Logan Roy was not behaving like his usual, virile self. Succession’s leading octogenarian and media-empire patriarch was shivering. He was moaning and grimacing and babbling. He was yelling—and not in the way that would actually be normal for him. He needed to pee, like bad. It got weird: He mistook his daughter for his estranged wife, and his son-in-law for an appropriate bathroom companion. He believed there was a dead cat under his chair.
Turns out, Logan had stopped taking the medication (antibiotics, almost certainly) prescribed for his urinary tract infection. By the time a long-awaited shareholder meeting rolled around, Logan was fully incapacitated. “Oh, fuck!” cried his daughter, Shiv. “He’s piss-mad.”
It seems like just another wild twist in the popular television drama. But Logan’s total thrashing by a UTI—leading to a state of incoherence so profound it creates a power vacuum—is totally plausible, urologists say.
“It may not be the most common thing, but it certainly could happen,” David Ginsberg, a urologist at University of Southern California’s Keck School of Medicine told me, after I caught him up on the relevant plot details .
UTIs occur when bacteria enter the urinary tract, and then begin to flourish out of control. The symptoms are deeply unpleasant: a persistent and frequent urge to pee, painful or burning sensations during peeing, and urine that appears cloudy, pink, red, or cola-colored. These are often enough to land someone in their doctor’s office or the emergency room, where they are given an antibiotic treatment. This usually works. Most people who get UTIs—which more than half of women experience during their lifetime—don’t have to contend with further symptoms. And those worse outcomes don’t come on suddenly. “Most folks usually don’t go from nothing to an acute psychotic event,” Ginsberg says.
But if—as with Logan—a person’s UTI isn’t properly treated, the infection can spread to the kidneys and, eventually, the bloodstream, becoming septic. If the infection becomes serious enough, a host of symptoms now familiar to viewers of Succession set in: delusion, lethargy, agitation, confusion, paranoia and hallucination. “The body basically loses control,” said Matthew Wosnitzer, a urologist with Yale New Haven Health. Or as Shiv put it, in Logan’s case: “His urethra had wrested control from his brain.” Any number of other infections—including pneumonia— can, if left untreated, lead to the same constellation of cognitive impairments. “It’s not the actual UTI itself, it’s your body’s reaction” to it, says University of Maryland urologist Rena Malik. “It’s the insult of the infection.”
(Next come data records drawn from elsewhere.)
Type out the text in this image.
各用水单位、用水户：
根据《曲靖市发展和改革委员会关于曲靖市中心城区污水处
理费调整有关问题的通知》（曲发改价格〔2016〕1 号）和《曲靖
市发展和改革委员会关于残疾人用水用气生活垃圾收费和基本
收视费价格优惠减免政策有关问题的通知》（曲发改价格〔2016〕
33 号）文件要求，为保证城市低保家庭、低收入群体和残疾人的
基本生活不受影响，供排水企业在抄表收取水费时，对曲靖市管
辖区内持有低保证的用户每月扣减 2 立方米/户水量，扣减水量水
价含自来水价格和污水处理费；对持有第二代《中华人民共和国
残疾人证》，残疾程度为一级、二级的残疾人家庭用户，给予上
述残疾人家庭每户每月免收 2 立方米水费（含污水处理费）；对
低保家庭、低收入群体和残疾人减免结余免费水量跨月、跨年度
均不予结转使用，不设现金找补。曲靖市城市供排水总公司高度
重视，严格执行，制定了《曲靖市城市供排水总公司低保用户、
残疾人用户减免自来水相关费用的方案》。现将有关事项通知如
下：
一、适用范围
It’s not just poetic that the most powerful Roy would succumb so completely to a measly UTI; it’s also pretty in line with reality (if, again, a rare event). The media kingpin’s fragile health has been a central issue in Succession— from the show’s pilot, in which Logan almost died of a hemorrhagic stroke on his 80th birthday, to last week’s episode, when he almost collapsed during a walk. Logan Roy matches some of the key risk factors for UTIs, which include being older or immunocompromised, and having dementia or diabetes. Logan’s history of strokes is also potentially at play, says Ashley Winter, a urologist in Portland, Oregon who watches the show. “A stroke can affect bladder function,” she says. “It can also affect the nerves that go to the bladder, and your brain’s ability to regulate your bladder.” If Logan wasn’t emptying his bladder every time he peed, Winter says, it would be a recipe for a UTI.
Luckily for him, by the end of the episode Logan had largely regained his mental faculties, thanks to fluids and hydration. Even without the help of Roman’s suggested Tabasco suppository, he was returning to his old rhino self. I asked Wosnitzer, is that really possible? Can a human really recover from a delirium-inducing UTI that fast? Definitely, he confirmed, with something like an intravenous infusion of a broad-range antibiotic cocktail. “They can have a rapid turnaround,” he says. “They snap out of it.”
However fleeting, Logan’s dance with sepsis is a reminder of how much power can dangle on one person’s physical fragility—both in the real world and in Succession’s fictional one. No matter how much money and control you have, Winter says, “your body might retire for you at some point.” And when you come face-to-face with one of the most common outpatient infections, you might want someone loyal by your side to help you recover. “Potentially he’s starting to realize fucking with your kids when you’re frail is not a great thing to do,” she says.